OLUSTEE - A marching snare sounds its rhythm, then quiets.
Artillery booms and resounds, a group of palm trees rocking in its echo.
Hundreds of dusty soldiers still and take aim.
These were the precursors to the resurrected Battle of Olustee, fought more than a century ago in the midst of the Civil War, yet still relived every year on a burnt patch of forest outside of Lake City.
The Confederate and Union soldiers of 1864 probably never guessed that the tract of land they killed and died upon would be used for the weekend's 30th Annual Olustee Battle Festival, a family-friendly event where bearded men would wear wool and chat on cell phones, and where women in laced gloves and wide dresses would need to use specially designed portable toilets.

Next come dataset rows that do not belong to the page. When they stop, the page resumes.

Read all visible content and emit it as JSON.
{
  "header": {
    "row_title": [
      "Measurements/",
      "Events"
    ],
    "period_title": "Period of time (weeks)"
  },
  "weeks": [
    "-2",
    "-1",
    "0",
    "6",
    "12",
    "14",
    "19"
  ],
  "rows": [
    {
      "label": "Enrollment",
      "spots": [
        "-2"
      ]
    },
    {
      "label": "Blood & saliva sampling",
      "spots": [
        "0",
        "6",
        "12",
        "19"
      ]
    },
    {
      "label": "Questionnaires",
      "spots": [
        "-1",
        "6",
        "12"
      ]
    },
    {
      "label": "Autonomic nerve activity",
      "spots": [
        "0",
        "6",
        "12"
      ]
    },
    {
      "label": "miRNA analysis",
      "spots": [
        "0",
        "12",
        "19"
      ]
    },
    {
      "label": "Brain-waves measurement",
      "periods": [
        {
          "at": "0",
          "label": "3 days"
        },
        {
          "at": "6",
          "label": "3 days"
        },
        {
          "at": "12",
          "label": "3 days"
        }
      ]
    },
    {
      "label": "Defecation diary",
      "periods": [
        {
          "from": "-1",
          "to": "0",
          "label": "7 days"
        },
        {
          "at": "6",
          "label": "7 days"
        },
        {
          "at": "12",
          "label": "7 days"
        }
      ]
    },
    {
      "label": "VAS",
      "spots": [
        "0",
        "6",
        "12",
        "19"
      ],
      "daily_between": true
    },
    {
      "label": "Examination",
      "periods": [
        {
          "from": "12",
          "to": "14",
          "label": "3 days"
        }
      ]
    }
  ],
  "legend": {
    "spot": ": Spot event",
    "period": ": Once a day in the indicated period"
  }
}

But maybe they would recognize the plumes of smoke and fired muskets, the officers on horseback and the wind-twisted flags, the play-dead men splayed upon clumped grass and bent twigs.
If those Civil War soldiers had brushed off their mortal wounds and lived until today, could they comprehend the sounds they heard from outside the battlefield: the throaty hums of bus engines, the barking dogs locked up in trailers, the smoky sizzling from barbecue grills?
Would they question why the chaplain had smeared theatrical blood on his undershirt?
Or would they just grab their gunpowder, fall in line and exclaim to their commanding officer what their re-enacting brothers would: "We whooped 'em, colonel!"